- Filed Under
If North Korea launches a long-range missile at the U.S., there is a "high probability" that U.S. missile defense interceptors will shoot it down, Defense Secretary Robert Gates said Tuesday.
In an appearance before the Senate defense appropriations subcommittee in which he was questioned about whether proposed weaspons cuts would leave the U.S. unsafe, Gates said he doesn't think the U.S. needs a big boost in missile defense spending to respond to the growing threat from North Korea.
"I have confidence that, if North Korea launched a long-range missile in the direction of the United States, that we would have a high probability of being able to defend ourselves against it," Gates said.
The 30 planned silos at Fort Greely, Alaska, that are a key part of the U.S. interceptor force "are fully adequate to protect us against a North Korean threat for a number of years," Gates said.
If better interceptors are developed, they can be placed in existing silos, Gates said, adding that if more interceptors are needed, Greely has room for expansion.
It was Sen.

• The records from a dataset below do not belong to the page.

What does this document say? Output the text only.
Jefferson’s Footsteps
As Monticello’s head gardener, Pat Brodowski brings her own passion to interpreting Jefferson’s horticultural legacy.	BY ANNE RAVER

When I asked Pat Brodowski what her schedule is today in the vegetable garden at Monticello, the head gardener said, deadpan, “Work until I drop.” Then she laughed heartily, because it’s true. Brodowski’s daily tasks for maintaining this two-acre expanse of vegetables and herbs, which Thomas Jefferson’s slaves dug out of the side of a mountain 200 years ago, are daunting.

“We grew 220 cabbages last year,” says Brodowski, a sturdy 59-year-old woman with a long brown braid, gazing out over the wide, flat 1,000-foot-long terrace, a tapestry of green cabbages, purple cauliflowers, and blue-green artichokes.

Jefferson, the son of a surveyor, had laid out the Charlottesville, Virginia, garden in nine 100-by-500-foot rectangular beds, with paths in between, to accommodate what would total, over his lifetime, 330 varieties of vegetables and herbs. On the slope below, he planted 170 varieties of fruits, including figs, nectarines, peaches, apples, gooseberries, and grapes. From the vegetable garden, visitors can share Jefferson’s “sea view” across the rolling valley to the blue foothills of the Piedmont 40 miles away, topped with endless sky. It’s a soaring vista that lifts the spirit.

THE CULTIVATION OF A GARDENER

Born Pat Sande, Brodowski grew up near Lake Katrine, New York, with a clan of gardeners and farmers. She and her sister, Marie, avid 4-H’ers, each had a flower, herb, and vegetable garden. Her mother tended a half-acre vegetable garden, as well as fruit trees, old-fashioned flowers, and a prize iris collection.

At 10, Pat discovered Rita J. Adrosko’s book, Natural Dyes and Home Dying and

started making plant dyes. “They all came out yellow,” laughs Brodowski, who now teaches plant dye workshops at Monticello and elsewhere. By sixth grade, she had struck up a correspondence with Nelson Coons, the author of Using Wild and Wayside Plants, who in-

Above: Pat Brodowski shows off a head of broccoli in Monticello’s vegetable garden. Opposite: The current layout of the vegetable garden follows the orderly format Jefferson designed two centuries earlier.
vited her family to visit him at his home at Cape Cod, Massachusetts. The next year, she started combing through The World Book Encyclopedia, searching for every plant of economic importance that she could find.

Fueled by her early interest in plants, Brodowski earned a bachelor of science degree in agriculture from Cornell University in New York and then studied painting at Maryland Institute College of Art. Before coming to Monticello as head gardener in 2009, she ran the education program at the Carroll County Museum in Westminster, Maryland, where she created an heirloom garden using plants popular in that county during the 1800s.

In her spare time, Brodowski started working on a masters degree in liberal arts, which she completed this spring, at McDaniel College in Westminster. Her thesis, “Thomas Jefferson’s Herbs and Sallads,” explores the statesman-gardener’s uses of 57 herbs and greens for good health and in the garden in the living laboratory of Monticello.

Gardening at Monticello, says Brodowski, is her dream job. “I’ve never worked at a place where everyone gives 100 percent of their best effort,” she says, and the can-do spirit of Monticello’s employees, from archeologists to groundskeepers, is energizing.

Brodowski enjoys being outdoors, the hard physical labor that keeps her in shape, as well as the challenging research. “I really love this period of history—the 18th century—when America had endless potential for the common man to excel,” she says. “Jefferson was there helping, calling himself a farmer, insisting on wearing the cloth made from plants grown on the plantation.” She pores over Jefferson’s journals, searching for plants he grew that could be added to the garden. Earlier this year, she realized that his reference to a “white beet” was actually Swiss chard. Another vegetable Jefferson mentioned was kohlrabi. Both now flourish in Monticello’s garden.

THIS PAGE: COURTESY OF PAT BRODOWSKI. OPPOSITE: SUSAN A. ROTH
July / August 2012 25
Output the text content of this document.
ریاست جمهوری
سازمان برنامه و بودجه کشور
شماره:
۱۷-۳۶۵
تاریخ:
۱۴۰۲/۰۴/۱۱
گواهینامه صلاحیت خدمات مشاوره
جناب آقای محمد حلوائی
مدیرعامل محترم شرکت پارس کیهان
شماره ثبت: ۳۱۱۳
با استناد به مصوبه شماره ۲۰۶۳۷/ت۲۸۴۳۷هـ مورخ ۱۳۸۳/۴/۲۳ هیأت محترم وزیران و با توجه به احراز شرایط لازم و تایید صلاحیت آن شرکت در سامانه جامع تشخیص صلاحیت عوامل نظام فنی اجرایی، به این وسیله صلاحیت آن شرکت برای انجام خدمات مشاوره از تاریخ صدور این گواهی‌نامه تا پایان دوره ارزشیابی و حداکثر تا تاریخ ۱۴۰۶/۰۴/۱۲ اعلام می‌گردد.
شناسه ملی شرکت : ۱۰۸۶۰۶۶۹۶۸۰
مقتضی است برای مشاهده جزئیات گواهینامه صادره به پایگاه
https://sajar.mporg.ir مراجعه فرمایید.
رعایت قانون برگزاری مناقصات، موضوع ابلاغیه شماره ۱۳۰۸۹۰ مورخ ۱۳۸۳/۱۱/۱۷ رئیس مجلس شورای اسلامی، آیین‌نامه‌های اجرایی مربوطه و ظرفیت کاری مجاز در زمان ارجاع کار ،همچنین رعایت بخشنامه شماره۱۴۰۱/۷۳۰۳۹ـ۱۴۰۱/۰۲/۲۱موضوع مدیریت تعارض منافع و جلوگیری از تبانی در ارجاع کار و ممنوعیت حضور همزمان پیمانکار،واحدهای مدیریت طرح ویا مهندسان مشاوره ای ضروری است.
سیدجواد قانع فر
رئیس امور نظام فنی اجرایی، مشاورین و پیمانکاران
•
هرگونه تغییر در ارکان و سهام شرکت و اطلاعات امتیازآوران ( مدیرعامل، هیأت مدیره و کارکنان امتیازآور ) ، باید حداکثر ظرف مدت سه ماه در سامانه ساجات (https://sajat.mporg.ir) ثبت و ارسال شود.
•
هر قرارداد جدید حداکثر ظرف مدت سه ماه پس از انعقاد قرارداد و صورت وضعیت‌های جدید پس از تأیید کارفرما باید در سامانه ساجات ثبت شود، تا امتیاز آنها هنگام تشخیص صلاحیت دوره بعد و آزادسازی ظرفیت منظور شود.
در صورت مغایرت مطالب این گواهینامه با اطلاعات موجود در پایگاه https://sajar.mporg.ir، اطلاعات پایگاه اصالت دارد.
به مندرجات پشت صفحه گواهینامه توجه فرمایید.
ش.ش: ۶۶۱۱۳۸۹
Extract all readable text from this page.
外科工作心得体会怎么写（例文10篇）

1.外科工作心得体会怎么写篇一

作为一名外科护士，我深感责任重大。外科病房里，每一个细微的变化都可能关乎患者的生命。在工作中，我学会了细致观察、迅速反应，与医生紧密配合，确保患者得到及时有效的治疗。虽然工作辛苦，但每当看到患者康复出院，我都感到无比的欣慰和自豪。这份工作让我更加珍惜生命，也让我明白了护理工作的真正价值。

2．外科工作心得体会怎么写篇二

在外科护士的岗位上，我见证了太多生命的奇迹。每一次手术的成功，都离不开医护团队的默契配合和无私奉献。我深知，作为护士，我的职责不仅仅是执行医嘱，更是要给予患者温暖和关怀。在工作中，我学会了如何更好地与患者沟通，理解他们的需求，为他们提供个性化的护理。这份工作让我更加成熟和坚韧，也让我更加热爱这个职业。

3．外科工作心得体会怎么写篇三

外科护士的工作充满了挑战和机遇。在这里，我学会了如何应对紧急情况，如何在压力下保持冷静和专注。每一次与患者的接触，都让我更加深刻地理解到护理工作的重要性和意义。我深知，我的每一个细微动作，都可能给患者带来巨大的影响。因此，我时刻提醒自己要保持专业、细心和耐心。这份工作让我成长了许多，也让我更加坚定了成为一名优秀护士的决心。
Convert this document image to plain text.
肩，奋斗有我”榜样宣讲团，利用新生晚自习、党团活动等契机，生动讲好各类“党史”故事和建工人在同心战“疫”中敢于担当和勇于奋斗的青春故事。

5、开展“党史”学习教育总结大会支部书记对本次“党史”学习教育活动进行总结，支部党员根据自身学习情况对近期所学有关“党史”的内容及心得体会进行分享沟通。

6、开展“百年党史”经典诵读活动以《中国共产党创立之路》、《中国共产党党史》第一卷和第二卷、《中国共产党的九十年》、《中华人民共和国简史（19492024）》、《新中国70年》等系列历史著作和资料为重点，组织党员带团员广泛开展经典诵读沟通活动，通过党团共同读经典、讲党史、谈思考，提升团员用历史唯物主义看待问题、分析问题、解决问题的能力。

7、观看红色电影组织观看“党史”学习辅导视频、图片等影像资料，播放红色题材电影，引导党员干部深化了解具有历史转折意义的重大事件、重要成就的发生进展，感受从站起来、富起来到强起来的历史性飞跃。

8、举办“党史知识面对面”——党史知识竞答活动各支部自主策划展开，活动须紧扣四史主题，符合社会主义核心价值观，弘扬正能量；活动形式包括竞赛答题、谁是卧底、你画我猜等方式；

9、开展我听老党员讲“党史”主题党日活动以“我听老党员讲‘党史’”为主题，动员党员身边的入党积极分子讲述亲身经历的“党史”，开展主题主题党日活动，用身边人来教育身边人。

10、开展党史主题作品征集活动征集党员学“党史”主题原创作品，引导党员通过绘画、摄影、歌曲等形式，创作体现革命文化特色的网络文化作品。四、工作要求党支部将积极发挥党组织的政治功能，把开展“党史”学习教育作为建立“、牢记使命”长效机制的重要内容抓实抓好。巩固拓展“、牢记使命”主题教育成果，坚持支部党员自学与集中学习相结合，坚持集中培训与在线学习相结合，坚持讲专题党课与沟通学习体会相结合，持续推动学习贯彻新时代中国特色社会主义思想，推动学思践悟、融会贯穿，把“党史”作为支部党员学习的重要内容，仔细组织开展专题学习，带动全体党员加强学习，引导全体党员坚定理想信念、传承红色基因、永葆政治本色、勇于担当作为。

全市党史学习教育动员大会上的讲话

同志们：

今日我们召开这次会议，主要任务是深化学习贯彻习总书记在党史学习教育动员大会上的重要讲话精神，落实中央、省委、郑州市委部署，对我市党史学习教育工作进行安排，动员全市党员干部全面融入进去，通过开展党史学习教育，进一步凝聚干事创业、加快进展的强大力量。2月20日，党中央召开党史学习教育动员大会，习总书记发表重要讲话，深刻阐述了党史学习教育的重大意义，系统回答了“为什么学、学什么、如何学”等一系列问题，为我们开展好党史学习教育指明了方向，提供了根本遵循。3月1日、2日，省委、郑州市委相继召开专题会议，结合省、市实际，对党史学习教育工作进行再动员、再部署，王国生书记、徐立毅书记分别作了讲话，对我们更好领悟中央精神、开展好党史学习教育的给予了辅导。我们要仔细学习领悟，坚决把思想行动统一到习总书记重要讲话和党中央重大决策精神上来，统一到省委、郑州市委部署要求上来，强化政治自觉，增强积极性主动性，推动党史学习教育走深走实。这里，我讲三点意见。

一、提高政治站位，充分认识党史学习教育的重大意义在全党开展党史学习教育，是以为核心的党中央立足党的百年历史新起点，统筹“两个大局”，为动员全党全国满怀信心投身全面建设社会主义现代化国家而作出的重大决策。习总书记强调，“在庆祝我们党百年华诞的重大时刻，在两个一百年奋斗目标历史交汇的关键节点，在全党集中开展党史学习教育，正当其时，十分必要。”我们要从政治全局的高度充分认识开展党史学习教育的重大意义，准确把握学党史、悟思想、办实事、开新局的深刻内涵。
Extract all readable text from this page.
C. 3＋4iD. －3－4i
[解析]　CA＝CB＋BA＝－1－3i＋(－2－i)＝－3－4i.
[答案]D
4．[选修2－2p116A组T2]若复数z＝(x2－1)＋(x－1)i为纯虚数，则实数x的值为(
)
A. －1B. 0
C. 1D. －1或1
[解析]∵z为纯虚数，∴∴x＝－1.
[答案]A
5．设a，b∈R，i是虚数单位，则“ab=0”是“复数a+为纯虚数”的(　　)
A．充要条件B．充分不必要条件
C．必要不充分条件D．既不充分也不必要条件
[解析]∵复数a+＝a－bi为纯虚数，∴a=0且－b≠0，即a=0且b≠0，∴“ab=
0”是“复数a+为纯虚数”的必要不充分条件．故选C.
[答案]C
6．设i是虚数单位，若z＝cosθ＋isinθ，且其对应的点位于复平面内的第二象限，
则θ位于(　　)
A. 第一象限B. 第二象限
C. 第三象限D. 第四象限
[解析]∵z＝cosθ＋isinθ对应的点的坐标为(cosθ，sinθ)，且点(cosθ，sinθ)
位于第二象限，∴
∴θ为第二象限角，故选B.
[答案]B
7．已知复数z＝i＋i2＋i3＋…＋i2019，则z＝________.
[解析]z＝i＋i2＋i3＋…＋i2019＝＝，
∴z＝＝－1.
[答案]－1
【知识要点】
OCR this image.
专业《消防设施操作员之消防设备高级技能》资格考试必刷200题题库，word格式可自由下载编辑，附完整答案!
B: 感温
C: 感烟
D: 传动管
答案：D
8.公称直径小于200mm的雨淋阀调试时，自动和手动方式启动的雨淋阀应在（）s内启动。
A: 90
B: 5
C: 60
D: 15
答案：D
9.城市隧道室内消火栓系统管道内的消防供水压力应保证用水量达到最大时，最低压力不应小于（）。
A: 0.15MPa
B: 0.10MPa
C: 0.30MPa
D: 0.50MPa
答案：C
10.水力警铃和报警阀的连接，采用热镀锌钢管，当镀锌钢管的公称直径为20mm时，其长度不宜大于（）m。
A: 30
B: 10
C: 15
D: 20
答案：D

Thad Cochran, R-Miss., who raised the issue, saying North Korea's recent testing of short-range missiles "has led to concerns about whether or not we're moving fast enough with a ground-based interceptor production line."
Gates said the 2010 budget includes funding for further testing and development at Fort Greely and Vandenberg Air Force Base, Calif.
"I was just in Fort Greely last week, and it is an immensely capable system," Gates said.